The great part about a career in fitness is that it doesn’t require you to go back to college and making a transition into a fitness career can be done while you are currently working in your current job.
I would recommend giving yourself 2-4 months to study so look at the dates for upcoming ACE Personal Trainer exams in your area. Here is the link for exam details, and the link with dates is in the left column. There are a number of study bundles and options to give you the exact level of help you need. (I wish ACE had this many study resources available when I was getting certified back in 1997!) You can figure out a realistic study schedule based on your current schedule and lifestyle.

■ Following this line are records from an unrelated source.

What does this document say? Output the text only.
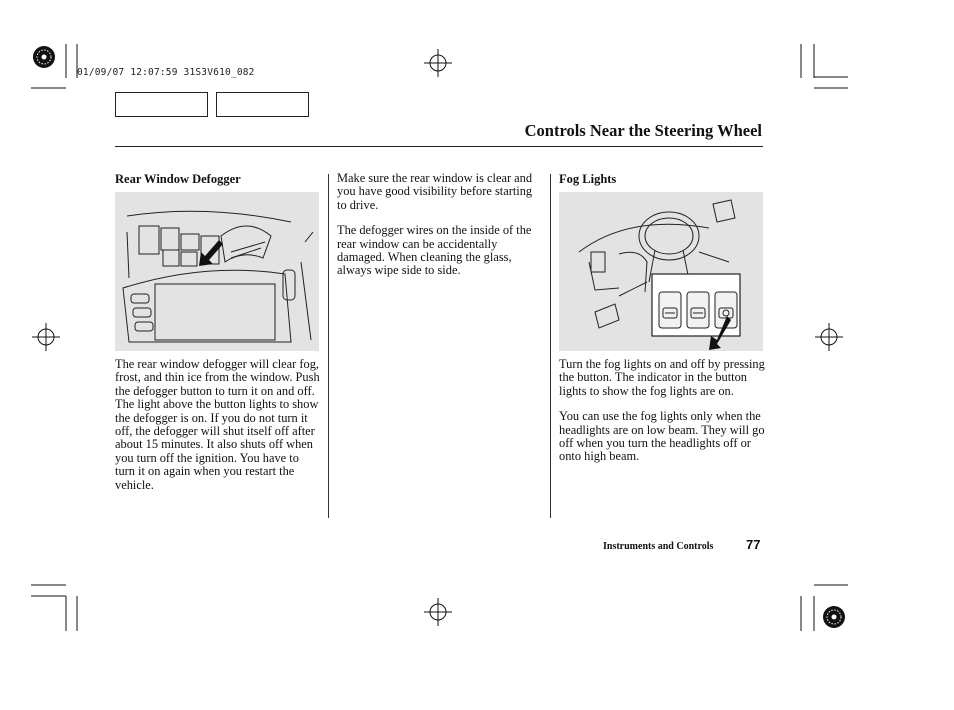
01/09/07 12:07:59 31S3V610_082
Controls Near the Steering Wheel
Rear Window Defogger
The rear window defogger will clear fog, frost, and thin ice from the window. Push the defogger button to turn it on and off. The light above the button lights to show the defogger is on. If you do not turn it off, the defogger will shut itself off after about 15 minutes. It also shuts off when you turn off the ignition. You have to turn it on again when you restart the vehicle.

Make sure the rear window is clear and you have good visibility before starting to drive.

The defogger wires on the inside of the rear window can be accidentally damaged. When cleaning the glass, always wipe side to side.

Fog Lights

Turn the fog lights on and off by pressing the button. The indicator in the button lights to show the fog lights are on.

You can use the fog lights only when the headlights are on low beam. They will go off when you turn the headlights off or onto high beam.

Instruments and Controls	77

The fact that you have experience having hired a trainer will provide valuable insight as you start working as it will give you a first-hand perspective on what it is like on that side of the trainer-client relationship. These intangibles are things you cannot get by studying and they will greatly reduce your ramp up time when getting started. The knowledge of how to train the body is of course essential, but an equally important aspect is to know how to communicate it effectively, interact with people, and to handle all of the non-fitness parts of being a trainer.

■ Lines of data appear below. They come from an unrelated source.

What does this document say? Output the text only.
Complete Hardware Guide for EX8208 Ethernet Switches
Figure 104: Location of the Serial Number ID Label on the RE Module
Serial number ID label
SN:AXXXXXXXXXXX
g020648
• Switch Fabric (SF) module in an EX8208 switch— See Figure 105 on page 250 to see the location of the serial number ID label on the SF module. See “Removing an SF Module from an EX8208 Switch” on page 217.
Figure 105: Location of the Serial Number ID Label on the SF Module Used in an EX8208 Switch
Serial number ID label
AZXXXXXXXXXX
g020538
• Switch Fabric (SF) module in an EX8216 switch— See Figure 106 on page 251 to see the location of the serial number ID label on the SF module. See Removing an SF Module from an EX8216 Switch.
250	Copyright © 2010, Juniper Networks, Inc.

Having managed trainers for 9 years, I can tell you that there are a lot of trainers that are good at the workout part of being a trainer, but terrible at everything else! Being a professional will move you up in the ranks of potential employers very rapidly. Another tip is to be sure to use any of current contacts and experiences in the job you have now to help you get started in a fitness career. Every work experience we have can be valuable in teaching us things to use in any future career, even if the fields are unrelated.
The hardest part will be when you actually start working in fitness. It will of course take a little time to get enough clients and generate enough income from fitness to leave your other job (if that is what you are planning on – it wasn’t clear from your question and I realize you may be only pursuing a part-time fitness career.) It is harder to go from zero clients to one client than it is to go from 10 to 20. When no one knows you, it’s harder to get started. However, after people have been working with you and having success, it gets much easier to get additional clients. And when you do get busier, if you are still working in your current job, the energy demands on you are going to become a challenge. It can be emotionally and physically draining to manage several clients all with different challenges, personalities, and programs. It is essential to take care of yourself and burnout is a fairly significant occurrence in the fitness industry.

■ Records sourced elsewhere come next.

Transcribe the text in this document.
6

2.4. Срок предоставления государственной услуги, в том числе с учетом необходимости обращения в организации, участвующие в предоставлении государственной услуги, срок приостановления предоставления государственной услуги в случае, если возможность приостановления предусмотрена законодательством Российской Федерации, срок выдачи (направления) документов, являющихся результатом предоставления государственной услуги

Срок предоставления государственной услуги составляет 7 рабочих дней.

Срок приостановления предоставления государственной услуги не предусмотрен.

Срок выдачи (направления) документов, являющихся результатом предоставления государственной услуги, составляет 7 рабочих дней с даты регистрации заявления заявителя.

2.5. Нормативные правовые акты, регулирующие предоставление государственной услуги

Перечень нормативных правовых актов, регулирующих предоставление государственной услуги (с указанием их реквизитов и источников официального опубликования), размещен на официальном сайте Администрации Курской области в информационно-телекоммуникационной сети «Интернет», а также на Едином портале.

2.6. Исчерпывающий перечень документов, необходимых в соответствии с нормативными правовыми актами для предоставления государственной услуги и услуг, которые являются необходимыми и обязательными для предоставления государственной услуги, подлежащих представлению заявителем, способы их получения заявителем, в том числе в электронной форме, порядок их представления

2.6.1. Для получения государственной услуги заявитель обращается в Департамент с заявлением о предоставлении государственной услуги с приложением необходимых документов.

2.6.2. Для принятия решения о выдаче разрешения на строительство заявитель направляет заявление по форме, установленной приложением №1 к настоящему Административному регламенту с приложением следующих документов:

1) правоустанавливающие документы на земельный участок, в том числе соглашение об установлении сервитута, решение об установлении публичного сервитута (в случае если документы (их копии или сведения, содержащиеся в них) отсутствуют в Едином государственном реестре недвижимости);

Lastly, consider where you want to work long-term. You may start out at a large chain just for the exposure to a large pool of potential clients and to interact with a diverse array of people and personalities. However, high quality fitness professionals rarely stay at the large chains for very long since they often demand professional performance and conduct, but they rarely pay for it. And if you find you need help sorting out all of the seemingly endless options for where you can take your career, consider hiring a mentor as it will greatly streamline the process and allow you to benefit from the vast experience of established professionals. There may be a trainer in your area who can fill this role. Also, I, and many other fitness industry leaders offer mentoring services so that is also something to consider as well.
I hope this helps you get the confidence to get started as we always need more passionate, dedicated, and educated professionals in this industry.